Just as importantly, and one of the benefits of working at this level, the company was carefully chosen to include not a single difficult ego despite the incredible array of talent in the room. And boy did it show in the atmosphere. In short, whatever nerves I may have had stepping straight back into a lead role full of coloratura and a hefty dramatic arc, the support and kindness in those rehearsal rooms just blew me away and lifted me up to do what is – as ever – a fairly unhinged job when it comes down to it. Cry on demand? Sure. Harassment by a psychopath? Pretty common. Imagine you’re dementiaed. OK. Scream enough to scare the elbow-joints out of the violins (sorry, guys) and then immediately sing another aria afterwards. U-huh. Also, inhale talcum powder before final aria and wander round in the audience.
Man, I LOVE this stuff. But it’s not normal.
(Look, it’s probably for the best as it meant I resisted socialising – hard to do when it was my first visit to Melbourne for several years and I have so many beloved people down there who needed a good post-lockdown hug attack.)
This was Genesis Baroque’s (a Melbourne-based period chamber orchestra) first foray into the operatic genre after their critically-acclaimed first studio album of Arcangelo Corelli’s Concerti Grossi Opus 6 via ABC Classic was released August 2020, debuting as the highest selling Australian album on the ARIA classical album charts, so it was an honour to perform with an ensemble of this calibre as they explored new terrain (again, apologies to the violins for the screaming). We were joined by the Consort of Melbourne, exquisite musicians who brought such meticulous beauty to the complicated chorus pieces whilst also (it seemed) having an absolute ball on stage portraying a rowdy classroom complete with harried teacher and a snooty class prefect (the stunning Milly Jones).

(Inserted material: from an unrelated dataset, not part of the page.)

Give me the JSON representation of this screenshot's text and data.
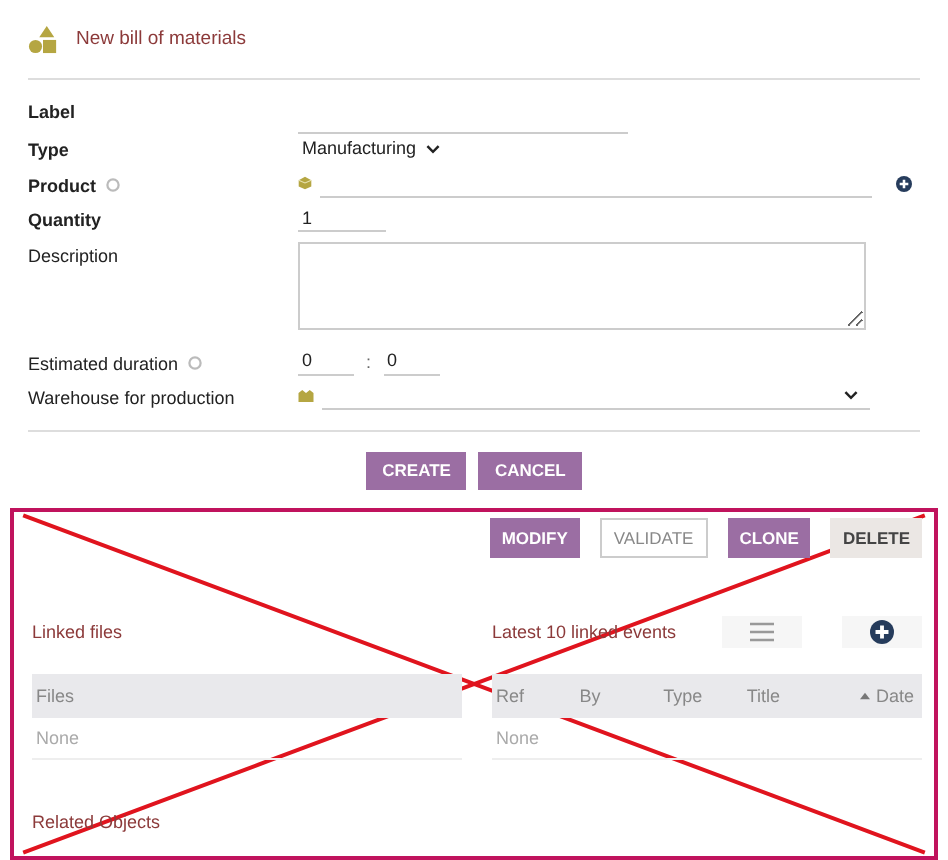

Robert took a narrative based on ancient allegory (from Ovid’s Metamorphosis) and touched by the supernatural (nymphs and cyclops), and somehow gave it believable modern resonance by setting the romantic histrionics and violence within a high school, with Acis as the bookish and over-earnest student smitten with a feisty but warm-hearted school rebel Galatea (skipping class for School Strikes and trying to drag Acis along), and Polyphemus translating into a psychopathic school bully who terrorises the lovers and the classroom alike (played with such terrifying force by Nick Dinopoulous that I am sad to report he broke his finger during our final rehearsal, and then still performed like a boss).